The ruling itself is one the feds can be proud of, properly reducing the question of employee status to its core issues—do the players perform a service for money, subject to the control of the person paying them the money?

With football players, the answers are pretty clear. Their coaches require them to sign a contract, make them work 60-70 hours some weeks, control their lives down to the most minute detail and in exchange give them various forms of compensation, including scholarships. It’s an unfair boss-worker relationship, but then most are. Most labor experts predicted this result as soon as the case was filed.

Why then was it not filed sooner? Years ago? Here we reach the limits of the NLRB, which are legion. Most obviously, the ruling doesn’t apply to public universities, only private ones, and since only 17 of 121 or so top level schools are private, the effects in the best of circumstances are limited.

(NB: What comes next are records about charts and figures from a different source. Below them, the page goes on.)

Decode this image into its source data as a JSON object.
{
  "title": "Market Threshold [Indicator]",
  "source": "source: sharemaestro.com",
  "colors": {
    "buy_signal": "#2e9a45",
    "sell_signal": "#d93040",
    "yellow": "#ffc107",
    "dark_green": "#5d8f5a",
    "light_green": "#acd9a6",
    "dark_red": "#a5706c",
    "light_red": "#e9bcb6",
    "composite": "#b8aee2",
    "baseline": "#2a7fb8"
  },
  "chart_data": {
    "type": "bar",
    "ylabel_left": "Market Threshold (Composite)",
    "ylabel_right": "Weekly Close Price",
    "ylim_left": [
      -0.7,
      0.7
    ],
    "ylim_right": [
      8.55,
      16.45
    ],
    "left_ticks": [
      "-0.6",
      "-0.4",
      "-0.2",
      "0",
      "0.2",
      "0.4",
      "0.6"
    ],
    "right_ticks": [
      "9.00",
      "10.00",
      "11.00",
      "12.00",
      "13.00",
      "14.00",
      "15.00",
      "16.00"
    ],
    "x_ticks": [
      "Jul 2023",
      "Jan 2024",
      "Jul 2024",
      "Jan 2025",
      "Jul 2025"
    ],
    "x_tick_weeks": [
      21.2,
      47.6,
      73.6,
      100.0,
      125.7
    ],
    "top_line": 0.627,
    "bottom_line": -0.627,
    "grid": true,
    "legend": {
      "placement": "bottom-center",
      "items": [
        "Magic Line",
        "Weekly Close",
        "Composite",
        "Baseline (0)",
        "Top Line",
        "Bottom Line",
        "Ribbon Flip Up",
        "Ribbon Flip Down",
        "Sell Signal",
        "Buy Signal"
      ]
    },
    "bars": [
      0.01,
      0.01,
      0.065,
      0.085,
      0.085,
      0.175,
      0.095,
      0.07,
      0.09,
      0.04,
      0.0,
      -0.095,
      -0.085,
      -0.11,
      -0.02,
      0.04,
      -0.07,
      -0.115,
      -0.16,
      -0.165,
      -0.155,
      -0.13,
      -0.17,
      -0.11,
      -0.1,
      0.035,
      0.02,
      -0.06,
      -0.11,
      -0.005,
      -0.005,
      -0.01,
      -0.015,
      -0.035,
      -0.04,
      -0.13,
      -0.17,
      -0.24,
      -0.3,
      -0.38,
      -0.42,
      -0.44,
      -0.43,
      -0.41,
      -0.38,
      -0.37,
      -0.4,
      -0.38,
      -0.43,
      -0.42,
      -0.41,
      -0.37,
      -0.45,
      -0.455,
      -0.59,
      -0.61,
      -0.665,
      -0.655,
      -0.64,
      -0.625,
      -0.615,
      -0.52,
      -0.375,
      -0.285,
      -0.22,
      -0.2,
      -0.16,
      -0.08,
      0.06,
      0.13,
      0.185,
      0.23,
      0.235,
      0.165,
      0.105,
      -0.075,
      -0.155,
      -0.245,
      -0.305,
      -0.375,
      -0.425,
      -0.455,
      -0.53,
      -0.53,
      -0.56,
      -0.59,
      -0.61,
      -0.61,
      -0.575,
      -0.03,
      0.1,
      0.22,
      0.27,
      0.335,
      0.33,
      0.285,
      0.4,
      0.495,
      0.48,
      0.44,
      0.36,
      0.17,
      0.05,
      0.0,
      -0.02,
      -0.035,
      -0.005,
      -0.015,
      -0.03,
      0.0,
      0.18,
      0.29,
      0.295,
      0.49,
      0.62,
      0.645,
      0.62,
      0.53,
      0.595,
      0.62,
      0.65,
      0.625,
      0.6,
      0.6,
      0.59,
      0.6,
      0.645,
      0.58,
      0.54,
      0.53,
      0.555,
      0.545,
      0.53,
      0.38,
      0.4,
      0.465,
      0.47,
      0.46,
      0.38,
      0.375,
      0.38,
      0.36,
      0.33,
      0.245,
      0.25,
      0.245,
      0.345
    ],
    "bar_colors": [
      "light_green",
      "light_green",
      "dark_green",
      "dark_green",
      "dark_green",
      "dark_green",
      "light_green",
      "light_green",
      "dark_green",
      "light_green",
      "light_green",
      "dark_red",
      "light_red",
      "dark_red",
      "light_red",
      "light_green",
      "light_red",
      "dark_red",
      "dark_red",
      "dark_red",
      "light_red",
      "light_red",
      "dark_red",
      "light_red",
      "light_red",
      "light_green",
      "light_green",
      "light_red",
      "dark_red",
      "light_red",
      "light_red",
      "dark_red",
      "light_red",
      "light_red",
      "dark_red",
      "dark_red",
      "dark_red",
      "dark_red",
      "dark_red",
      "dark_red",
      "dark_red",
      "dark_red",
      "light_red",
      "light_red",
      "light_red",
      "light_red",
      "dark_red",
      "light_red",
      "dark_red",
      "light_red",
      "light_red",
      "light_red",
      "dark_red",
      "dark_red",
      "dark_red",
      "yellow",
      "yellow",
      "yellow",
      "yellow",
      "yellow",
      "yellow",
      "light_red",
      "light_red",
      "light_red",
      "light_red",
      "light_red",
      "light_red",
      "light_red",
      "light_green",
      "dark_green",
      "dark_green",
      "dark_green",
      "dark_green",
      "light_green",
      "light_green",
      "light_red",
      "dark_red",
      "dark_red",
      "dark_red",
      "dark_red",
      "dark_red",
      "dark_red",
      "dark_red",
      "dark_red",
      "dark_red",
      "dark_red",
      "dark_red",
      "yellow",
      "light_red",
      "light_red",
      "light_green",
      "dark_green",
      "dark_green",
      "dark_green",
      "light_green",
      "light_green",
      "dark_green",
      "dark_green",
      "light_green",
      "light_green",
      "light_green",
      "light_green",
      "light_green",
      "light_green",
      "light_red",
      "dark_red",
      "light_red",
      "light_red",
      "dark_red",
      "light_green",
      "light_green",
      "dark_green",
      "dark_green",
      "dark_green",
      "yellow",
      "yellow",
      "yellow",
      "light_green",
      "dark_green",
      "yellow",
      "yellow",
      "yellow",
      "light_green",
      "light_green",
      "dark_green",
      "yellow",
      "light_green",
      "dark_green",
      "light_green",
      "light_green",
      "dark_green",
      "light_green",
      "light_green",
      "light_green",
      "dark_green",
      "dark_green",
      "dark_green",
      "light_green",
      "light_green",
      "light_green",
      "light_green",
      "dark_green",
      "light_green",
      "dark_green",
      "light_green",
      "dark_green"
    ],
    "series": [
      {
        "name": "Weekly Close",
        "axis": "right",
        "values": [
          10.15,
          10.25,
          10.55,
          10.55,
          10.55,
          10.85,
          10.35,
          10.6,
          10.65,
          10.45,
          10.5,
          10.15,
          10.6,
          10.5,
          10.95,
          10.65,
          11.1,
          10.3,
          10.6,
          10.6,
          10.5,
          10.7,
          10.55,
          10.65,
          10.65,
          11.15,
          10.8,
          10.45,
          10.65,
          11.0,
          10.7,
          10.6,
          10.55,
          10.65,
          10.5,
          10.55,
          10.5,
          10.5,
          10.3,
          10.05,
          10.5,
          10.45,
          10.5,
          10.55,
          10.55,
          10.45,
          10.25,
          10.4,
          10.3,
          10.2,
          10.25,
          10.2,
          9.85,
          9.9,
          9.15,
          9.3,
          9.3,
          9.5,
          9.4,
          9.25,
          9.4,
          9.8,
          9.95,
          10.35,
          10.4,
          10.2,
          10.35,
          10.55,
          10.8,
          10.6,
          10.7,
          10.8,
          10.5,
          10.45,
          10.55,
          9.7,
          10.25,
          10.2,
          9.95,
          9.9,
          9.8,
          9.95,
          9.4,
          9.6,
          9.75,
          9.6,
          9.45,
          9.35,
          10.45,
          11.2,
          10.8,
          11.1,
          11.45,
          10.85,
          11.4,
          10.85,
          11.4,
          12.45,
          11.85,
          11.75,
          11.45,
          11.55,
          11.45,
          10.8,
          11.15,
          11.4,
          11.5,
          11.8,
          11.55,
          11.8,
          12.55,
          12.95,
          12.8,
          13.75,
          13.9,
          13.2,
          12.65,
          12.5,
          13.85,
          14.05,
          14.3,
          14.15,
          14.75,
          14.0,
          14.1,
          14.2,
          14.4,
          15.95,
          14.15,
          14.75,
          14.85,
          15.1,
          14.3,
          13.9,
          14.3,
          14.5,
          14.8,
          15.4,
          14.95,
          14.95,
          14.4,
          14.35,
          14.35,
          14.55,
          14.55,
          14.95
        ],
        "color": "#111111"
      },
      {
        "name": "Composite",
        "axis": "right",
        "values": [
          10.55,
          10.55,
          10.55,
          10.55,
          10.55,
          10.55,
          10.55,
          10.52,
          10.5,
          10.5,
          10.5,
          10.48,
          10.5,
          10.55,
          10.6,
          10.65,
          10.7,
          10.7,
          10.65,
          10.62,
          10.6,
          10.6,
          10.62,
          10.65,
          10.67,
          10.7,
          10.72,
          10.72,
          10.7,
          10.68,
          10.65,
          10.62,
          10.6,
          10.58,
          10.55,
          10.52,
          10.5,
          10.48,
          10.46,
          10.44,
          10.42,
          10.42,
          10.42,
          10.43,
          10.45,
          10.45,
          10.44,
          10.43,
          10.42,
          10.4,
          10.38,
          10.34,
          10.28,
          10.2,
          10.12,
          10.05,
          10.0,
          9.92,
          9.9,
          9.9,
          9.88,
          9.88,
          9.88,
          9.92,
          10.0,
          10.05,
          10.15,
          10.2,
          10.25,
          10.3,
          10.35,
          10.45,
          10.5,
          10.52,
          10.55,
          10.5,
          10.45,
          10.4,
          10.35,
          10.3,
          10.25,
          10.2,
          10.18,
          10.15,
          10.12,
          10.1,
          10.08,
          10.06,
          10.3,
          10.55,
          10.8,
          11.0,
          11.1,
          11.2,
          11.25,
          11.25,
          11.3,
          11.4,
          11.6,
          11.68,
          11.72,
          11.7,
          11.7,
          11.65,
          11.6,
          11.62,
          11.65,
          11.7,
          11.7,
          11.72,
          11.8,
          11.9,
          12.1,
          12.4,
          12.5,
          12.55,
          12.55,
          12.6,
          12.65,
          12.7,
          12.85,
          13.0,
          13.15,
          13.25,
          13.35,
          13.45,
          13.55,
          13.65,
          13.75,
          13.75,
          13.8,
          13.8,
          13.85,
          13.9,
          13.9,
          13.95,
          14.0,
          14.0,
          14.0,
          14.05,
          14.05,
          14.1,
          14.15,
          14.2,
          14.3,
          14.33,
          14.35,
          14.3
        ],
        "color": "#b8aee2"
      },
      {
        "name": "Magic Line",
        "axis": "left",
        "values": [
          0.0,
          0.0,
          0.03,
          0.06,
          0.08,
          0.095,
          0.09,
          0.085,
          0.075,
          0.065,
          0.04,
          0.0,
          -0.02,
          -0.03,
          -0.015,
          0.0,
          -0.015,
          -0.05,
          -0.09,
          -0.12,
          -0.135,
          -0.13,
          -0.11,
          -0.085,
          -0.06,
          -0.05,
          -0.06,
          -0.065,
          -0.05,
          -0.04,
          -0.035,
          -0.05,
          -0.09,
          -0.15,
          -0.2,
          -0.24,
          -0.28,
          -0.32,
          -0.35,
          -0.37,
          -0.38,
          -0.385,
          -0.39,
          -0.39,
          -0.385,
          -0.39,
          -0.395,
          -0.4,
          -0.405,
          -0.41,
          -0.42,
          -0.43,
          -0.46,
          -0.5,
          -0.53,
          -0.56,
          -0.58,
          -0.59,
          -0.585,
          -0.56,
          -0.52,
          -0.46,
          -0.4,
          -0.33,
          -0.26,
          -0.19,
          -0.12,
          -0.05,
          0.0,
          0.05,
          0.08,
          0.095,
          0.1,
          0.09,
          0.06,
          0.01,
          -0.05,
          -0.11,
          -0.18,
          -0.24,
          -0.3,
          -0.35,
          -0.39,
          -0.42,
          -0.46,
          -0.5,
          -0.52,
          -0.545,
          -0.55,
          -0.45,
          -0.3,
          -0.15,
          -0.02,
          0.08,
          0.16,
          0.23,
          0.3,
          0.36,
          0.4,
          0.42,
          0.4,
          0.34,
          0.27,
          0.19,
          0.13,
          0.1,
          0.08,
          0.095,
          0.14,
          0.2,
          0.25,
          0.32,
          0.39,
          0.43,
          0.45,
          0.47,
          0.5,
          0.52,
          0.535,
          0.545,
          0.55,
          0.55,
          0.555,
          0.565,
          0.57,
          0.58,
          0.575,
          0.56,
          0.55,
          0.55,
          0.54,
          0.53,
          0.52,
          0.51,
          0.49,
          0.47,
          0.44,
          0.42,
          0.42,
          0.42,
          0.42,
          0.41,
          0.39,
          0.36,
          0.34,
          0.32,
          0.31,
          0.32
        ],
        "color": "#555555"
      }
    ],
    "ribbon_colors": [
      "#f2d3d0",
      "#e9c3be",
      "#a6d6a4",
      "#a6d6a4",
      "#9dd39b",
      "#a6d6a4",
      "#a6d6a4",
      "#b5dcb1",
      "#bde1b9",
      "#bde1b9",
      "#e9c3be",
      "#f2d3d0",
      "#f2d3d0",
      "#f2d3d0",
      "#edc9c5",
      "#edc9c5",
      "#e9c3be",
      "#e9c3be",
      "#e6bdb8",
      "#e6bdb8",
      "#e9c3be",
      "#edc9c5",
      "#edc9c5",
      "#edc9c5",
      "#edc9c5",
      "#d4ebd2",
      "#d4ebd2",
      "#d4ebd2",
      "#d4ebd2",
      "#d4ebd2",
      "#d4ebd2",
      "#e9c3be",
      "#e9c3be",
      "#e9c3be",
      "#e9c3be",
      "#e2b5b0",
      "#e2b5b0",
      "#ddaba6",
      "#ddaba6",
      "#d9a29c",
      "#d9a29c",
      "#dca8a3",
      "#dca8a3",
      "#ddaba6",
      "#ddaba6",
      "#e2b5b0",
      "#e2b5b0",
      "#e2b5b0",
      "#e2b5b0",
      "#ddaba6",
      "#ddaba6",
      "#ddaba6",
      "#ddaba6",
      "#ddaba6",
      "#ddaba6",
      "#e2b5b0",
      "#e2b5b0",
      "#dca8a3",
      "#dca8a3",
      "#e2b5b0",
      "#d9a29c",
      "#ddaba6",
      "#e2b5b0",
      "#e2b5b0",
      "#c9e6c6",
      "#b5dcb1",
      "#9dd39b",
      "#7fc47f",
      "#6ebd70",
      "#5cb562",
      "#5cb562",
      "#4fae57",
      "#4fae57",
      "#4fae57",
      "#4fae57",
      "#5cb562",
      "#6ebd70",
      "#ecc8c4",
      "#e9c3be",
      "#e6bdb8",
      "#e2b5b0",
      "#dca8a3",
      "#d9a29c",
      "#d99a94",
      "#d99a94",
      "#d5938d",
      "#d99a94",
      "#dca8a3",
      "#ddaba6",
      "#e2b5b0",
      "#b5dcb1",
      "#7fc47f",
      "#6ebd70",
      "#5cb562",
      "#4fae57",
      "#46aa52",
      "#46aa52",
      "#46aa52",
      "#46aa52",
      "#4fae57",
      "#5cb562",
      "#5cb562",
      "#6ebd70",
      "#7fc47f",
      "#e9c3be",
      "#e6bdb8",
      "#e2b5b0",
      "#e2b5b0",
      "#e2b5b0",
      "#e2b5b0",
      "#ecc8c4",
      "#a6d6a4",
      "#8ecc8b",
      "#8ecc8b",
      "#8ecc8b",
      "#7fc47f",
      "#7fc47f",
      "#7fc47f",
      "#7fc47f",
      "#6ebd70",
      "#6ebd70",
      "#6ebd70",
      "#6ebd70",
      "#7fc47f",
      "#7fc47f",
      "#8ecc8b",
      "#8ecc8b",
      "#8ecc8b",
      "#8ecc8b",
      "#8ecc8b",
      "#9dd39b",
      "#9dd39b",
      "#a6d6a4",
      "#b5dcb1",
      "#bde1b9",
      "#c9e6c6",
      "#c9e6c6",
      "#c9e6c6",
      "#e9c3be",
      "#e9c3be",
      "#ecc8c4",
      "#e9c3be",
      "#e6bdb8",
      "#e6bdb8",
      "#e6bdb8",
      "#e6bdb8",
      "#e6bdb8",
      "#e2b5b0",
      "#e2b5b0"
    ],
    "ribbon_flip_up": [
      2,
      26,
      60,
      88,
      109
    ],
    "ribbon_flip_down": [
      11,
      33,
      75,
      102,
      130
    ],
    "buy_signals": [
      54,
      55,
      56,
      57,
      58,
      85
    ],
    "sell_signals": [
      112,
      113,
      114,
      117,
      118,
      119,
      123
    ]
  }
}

This is the NLRB, and elections don’t generally come quick. Or rather, they don’t come quick when employers are actively fighting the union. When the election involves a decision by the NLRB, as this does, elections are delayed by an average of 198 days. You won’t be surprised to hear that Northwestern has appealed the case.

Then there’s the matter of elections. Unions win about two-thirds of elections these days, which employers say demonstrates the rules are fair. But when the boss fights the union, the rate of success drops precipitously. A University of Illinois at Chicago study shows that as the range of anti-union tactics rise, the rate of success falls to the teens, and explains why most organizing unions—Service Employees International Union, UNITE HERE and others—rarely if ever rely on the NLRB.

We assume a contract is a given after winning the union. It isn’t. When a union wins an election, it has less than a 70 percent chance of getting a first contract according to some studies, and research indicates about half of the workplaces that choose to be represented through an election are not by the time of what would be a second contract.

I don’t mean this to bum you out, though I’m sure it will.  Labor law is a terribly depressing place to live.

If you want something more uplifting, consider that a small group of workers at Northwestern are organizing and shining a light on the mistreatment they experience, and on  the hypocrisy of an industry that makes billions on the backs of essentially free labor. They’ve started a national conversation about how to change these conditions. Change isn’t easy, but it’s starting.